In contrast, the control Li|PHT|NCM9055 solid-state battery started with a lower capacity (171.3 mAh g-1) and suffered from rapid degradation, failing before 150 cycles. This stark difference underscores the critical role of stable, low-resistance interfaces enabled by SCL modulation. The enhanced interfacial kinetics and stable cathode-electrolyte interphase (CEI) formed in the PHBFT-based cell prevent excessive parasitic reactions and structural degradation of the cathode, which are common failure modes in high-voltage solid-state battery systems.
| Cell Configuration | Initial Discharge Capacity (mAh g-1 @ 0.5C) | Capacity after 200 cycles (mAh g-1) | Capacity Retention | Average Decay per Cycle |
|---|---|---|---|---|
| Li | PHBFT | NCM9055 | 181.9 | 167.9 | 92.3% | 0.038% |
| Li | PHT | NCM9055 | 171.3 | Failed before 150 cycles | N/A | >0.2% (before failure) |
Conclusion and Perspective
In conclusion, we have demonstrated a rational and effective strategy to overcome one of the most persistent challenges in solid-state battery development: the interfacial space charge layer. By incorporating a ferroelectric dielectric material, BiFeO3, into a composite solid electrolyte, we successfully generated a compensating built-in electric field. This field directly weakens the lithium-depleted SCL at the cathode|electrolyte interface and concurrently enhances bulk Li+ dissociation.

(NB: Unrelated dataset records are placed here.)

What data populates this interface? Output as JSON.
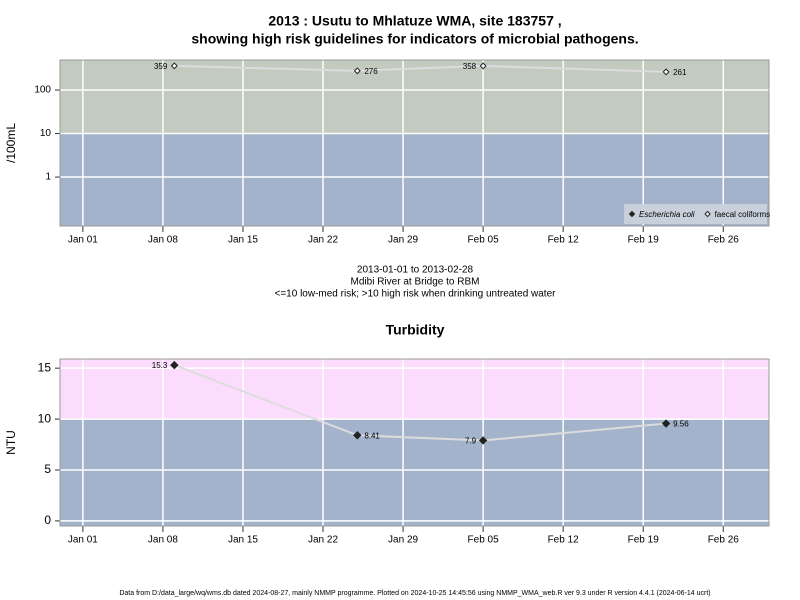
{
  "chart_data": [
    {
      "type": "line",
      "title": "2013 : Usutu to Mhlatuze WMA, site 183757 ,",
      "subtitle": "showing high risk guidelines for indicators of microbial pathogens.",
      "ylabel": "/100mL",
      "x": [
        "2013-01-09",
        "2013-01-25",
        "2013-02-05",
        "2013-02-21"
      ],
      "series": [
        {
          "name": "Escherichia coli",
          "marker": "filled-diamond",
          "font_style": "italic",
          "color": "#222222",
          "values": [
            null,
            null,
            null,
            null
          ]
        },
        {
          "name": "faecal coliforms",
          "marker": "open-diamond",
          "font_style": "normal",
          "color": "#222222",
          "values": [
            359,
            276,
            358,
            261
          ]
        }
      ],
      "line_color": "#dcdcdc",
      "xlim": [
        "2012-12-30",
        "2013-03-02"
      ],
      "xticks": [
        {
          "value": "2013-01-01",
          "label": "Jan 01"
        },
        {
          "value": "2013-01-08",
          "label": "Jan 08"
        },
        {
          "value": "2013-01-15",
          "label": "Jan 15"
        },
        {
          "value": "2013-01-22",
          "label": "Jan 22"
        },
        {
          "value": "2013-01-29",
          "label": "Jan 29"
        },
        {
          "value": "2013-02-05",
          "label": "Feb 05"
        },
        {
          "value": "2013-02-12",
          "label": "Feb 12"
        },
        {
          "value": "2013-02-19",
          "label": "Feb 19"
        },
        {
          "value": "2013-02-26",
          "label": "Feb 26"
        }
      ],
      "ylim": [
        0.075,
        490
      ],
      "yticks": [
        1,
        10,
        100
      ],
      "log_y": true,
      "grid": true,
      "guideline": 10,
      "low_color": "#a3b3cb",
      "high_color": "#c3cbc0",
      "legend": "bottom-right",
      "notes": [
        "2013-01-01 to 2013-02-28",
        "Mdibi River at Bridge to RBM",
        "<=10 low-med risk; >10 high risk when drinking untreated water"
      ]
    },
    {
      "type": "line",
      "title": "Turbidity",
      "ylabel": "NTU",
      "x": [
        "2013-01-09",
        "2013-01-25",
        "2013-02-05",
        "2013-02-21"
      ],
      "series": [
        {
          "marker": "filled-diamond",
          "color": "#222222",
          "values": [
            15.3,
            8.41,
            7.9,
            9.56
          ]
        }
      ],
      "line_color": "#dcdcdc",
      "xlim": [
        "2012-12-30",
        "2013-03-02"
      ],
      "xticks": [
        {
          "value": "2013-01-01",
          "label": "Jan 01"
        },
        {
          "value": "2013-01-08",
          "label": "Jan 08"
        },
        {
          "value": "2013-01-15",
          "label": "Jan 15"
        },
        {
          "value": "2013-01-22",
          "label": "Jan 22"
        },
        {
          "value": "2013-01-29",
          "label": "Jan 29"
        },
        {
          "value": "2013-02-05",
          "label": "Feb 05"
        },
        {
          "value": "2013-02-12",
          "label": "Feb 12"
        },
        {
          "value": "2013-02-19",
          "label": "Feb 19"
        },
        {
          "value": "2013-02-26",
          "label": "Feb 26"
        }
      ],
      "ylim": [
        -0.5,
        15.9
      ],
      "yticks": [
        0,
        5,
        10,
        15
      ],
      "log_y": false,
      "grid": true,
      "guideline": 10,
      "low_color": "#a3b3cb",
      "high_color": "#fcdcfc"
    }
  ],
  "footer": "Data from D:/data_large/wq/wms.db dated 2024-08-27, mainly NMMP programme. Plotted on 2024-10-25 14:45:56 using NMMP_WMA_web.R ver 9.3 under R version 4.4.1 (2024-06-14 ucrt)"
}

This dual mechanism “unlocks” the theoretical ionic transport potential of the composite, yielding a solid-state battery electrolyte with simultaneously high ionic conductivity (1.24 mS cm-1) and exceptional Li+ transference number (0.81).
The practical impact is profound, as evidenced by the outstanding cycling stability of high-voltage NCM9055-based solid-state batteries. This work shifts the focus from solely optimizing bulk electrolyte properties to actively engineering the interfacial electrostatic landscape. It opens a new avenue for the design of next-generation composite electrolytes, where functional fillers are selected not only for their ionic conductivity but also for their ability to modulate interfacial potentials. Future work may explore a wider range of dielectric, ferroelectric, or even piezoelectric materials to fine-tune this effect for different cathode chemistries and operating conditions, paving the way for more robust, high-energy-density, and long-lasting solid-state battery technologies.